Finalmente, Dalgliesh le interrogó acerca de sus movimientos de la noche anterior.
—Toqué el violín en el concierto del pueblo. El párroco tenía unos cinco minutos en blanco y me preguntó si el cuarteto de cuerda podría interpretar algo que fuera, según sus palabras, breve y animado. El cuarteto lo componíamos un químico, uno de los funcionarios científicos del departamento de examen de documentos, una mecanógrafa de la oficina general y yo mismo. La señorita Easterbrook hubiera debido ser el primer violoncelo, pero tenía un compromiso para cenar que ella consideraba importante y no pudo participar. Tocamos el Divertimento en Re mayor de Mozart y fuimos los terceros en el programa.
—¿Y se quedó usted a escuchar el resto del concierto?
—Tal era mi intención. Pero la atmósfera de la sala estaba increíblemente cargada y me escabullí justo antes del descanso de las ocho y media. Luego, ya me quedé fuera.
Dalgliesh quiso saber qué había hecho exactamente.
—Nada. Estuve sentado sobre una de esas lápidas planas durante unos veinte minutos, y luego me fui.
—¿Vio a alguien, o alguien le vio a usted?
—Vi un caballo de pantomima que salía del vestuario de hombres; ahora sé que debía de ser Middlemass, en sustitución del inspector jefe Martin. Empezó a retozar por ahí muy alegremente, según me pareció, y a lanzarle tarascadas a un ángel que había sobre una de las tumbas. En seguida se le unió una troupe de danzarines medievales que venían del Moonraker cruzando el cementerio. Fue una visión extraordinaria: la luna atravesando el firmamento y aquellas extraordinarias figuras cargadas de cascabeles y con sus gorras engalanadas de siemprevivas, avanzando hacia mí desde la oscuridad por entre los remolinos de niebla a ras del suelo. Era como un ballet o una película de vanguardia. Solamente se echaba en falta una música de fondo de segunda categoría, de Stravinsky a ser posible. Yo seguía sentado en la lápida, sin moverme, y dado que me encontraba a cierta distancia no creo que me vieran; yo, desde luego, no me di a conocer. El caballo se reunió con los danzarines y todos juntos entraron en la sala. Luego oí sonar el violín.

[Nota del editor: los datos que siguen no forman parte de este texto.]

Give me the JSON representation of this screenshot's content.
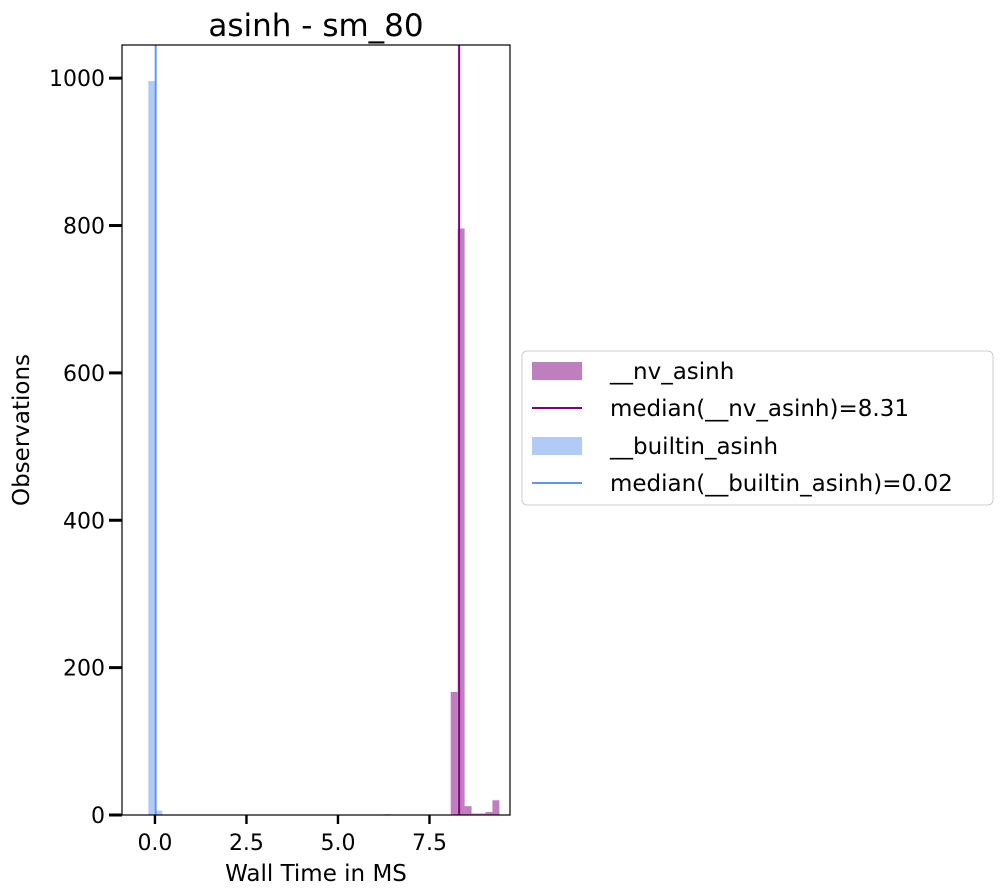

Calculo que permanecí sentado durante otros diez minutos, y luego me marché de allí. El resto de la velada estuve paseando por el dique de Leamings y llegué a casa alrededor de las diez. Mi medio hermana Domenica podrá confirmarle la hora.
Se demoraron un poco más discutiendo los arreglos administrativos para la investigación. El doctor Howarth anunció que se trasladaría al cuarto de la señorita Foley y dejaría su despacho a disposición de la policía. No había ninguna posibilidad de que el laboratorio se abriera aquel mismo día, pero Dalgliesh prometió que haría todo lo posible para que pudieran reanudar sus trabajos a la mañana siguiente. Antes de que Howarth se retirase, Dalgliesh le preguntó:
—Todos los que han hablado conmigo respetaban a Lorrimer como biólogo forense. Pero ¿cómo era humanamente? Por ejemplo, ¿qué sabía usted de él, al margen de que era un biólogo forense?
El doctor Howarth replicó fríamente:
—Nada. No creía que hubiera nada que saber, al margen de que era un biólogo forense. Y ahora, si no tiene nada más que preguntarme por el momento, debo telefonear al ministerio y asegurarme de que, con la excitación de su espectacular partida, no se olvidan de enviarme un sustituto.